Every run pins 7 hashes.
Most "verified" benchmark sites just sign a number. We sign the code that produced the number. Every run.json embeds a 7-field provenance block, all SHA-256 hashes, all individually re-derivable by anyone with our public source. The on-chain ZK batch (when anchored on Aligned) commits to a single digest over all seven, so a single chain ID pins the entire test setup.
The 7 hashes
datasetHashSHA-256 of the canonical HuggingFace sample set. If anyone changes which problems we ran against, this hash changes and the proof breaks. Verify by re-fetching the dataset and hashing it.
methodologyHashSHA-256 of the scoring rules (e.g. "exact match on stripped output," "pass@1 on Python AST equivalence"). Pinning this means we can't quietly soften the grader between runs.
transcriptMerkleRootRoot of a Merkle tree over every (prompt, response, judge_verdict) tuple. The SP1 program in our zkVM re-derives this root from the leaves and asserts equality, so a counterfeit transcript would fail to prove.
scoreThe value that becomes the public number. Pinned to 6 decimal places inside the proof so floating-point drift can't hide a different result.
runner_provenance.runner_commitGit SHA of the runner repo that produced this run. git show $runner_commit reproduces the exact source tree.
runner_provenance.adapter_hashSHA-256 of the adapter source file (e.g. runner/adapters/humaneval.py) that loaded the dataset, queried the model, and graded responses. Adapter source is MIT-licensed and on GitHub.

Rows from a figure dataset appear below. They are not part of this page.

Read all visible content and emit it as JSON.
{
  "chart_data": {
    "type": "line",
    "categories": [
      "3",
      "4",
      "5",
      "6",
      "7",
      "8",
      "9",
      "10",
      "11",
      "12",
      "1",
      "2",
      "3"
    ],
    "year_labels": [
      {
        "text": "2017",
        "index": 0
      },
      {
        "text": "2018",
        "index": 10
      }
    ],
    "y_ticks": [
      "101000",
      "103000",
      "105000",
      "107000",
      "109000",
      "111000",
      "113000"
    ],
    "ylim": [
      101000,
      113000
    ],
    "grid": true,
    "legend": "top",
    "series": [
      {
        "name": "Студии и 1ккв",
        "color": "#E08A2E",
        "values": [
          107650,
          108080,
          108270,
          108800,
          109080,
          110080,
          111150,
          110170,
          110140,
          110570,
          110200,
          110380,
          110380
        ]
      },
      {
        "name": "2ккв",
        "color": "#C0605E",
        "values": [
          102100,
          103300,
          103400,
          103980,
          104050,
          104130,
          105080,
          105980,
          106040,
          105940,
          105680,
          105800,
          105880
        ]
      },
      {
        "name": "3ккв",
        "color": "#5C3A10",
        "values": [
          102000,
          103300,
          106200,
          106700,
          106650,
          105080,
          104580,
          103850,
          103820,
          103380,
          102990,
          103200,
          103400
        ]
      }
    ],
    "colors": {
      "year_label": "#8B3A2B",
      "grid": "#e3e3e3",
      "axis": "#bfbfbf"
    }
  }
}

SHA-256 of the judge function (where applicable), the requirements.txt lockfile, the system prompt, and the chat template. All bundled into the runner_provenance.digest that becomes a public input to the SP1 proof.
The on-chain commitment
When a run is anchored via Aligned Layer, the SP1 zkVM proof commits to one final digest derived from all 7 hashes:
final_digest = SHA-256( dataset_hash | methodology_hash | merkle_root | claimed_score | runner_provenance.digest )
That single digest is what Aligned's BatcherPaymentService records on Ethereum L1. To dispute a run, an adversary has to either: (a) prove the SP1 zkVM is broken (hard), (b) find a SHA-256 collision (essentially impossible), or (c) fabricate a different runner repo that hashes to the same commit (impossible without breaking SHA-256).
How to re-verify any run
git clone https://github.com/benchlist/runner
cd runner
git checkout <runner_commit_from_run.json>
# 1. Re-hash the adapter
sha256sum adapters/<benchmark_id>.py
# → must match runner_provenance.adapter_hash
# 2. Re-hash the lockfile
sha256sum requirements.txt
# → must match runner_provenance.lockfile_hash
# 3. Re-derive the digest
python -c "
import hashlib
fields = ['$RUNNER_VERSION', '$RUNNER_COMMIT', '$ADAPTER_HASH', '$JUDGE_HASH',
'$LOCKFILE_HASH', '$SYSPROMPT_HASH', '$TEMPLATE_HASH']
print('sha256:' + hashlib.sha256('|'.join(fields).encode()).hexdigest())
"
# → must match runner_provenance.digest
If any of the above doesn't match, the run is invalid. File at /disputes for a 0.02 ETH bounty if upheld.
We don't sign the model weights themselves. Open-weight models are reproducible by their HuggingFace commit; closed models (Claude, GPT) are pinned by the API string only — the provider could quietly swap the underlying weights without us noticing, which is exactly what Provider Verified is designed to detect via continuous canonical-vs-host drift attestation.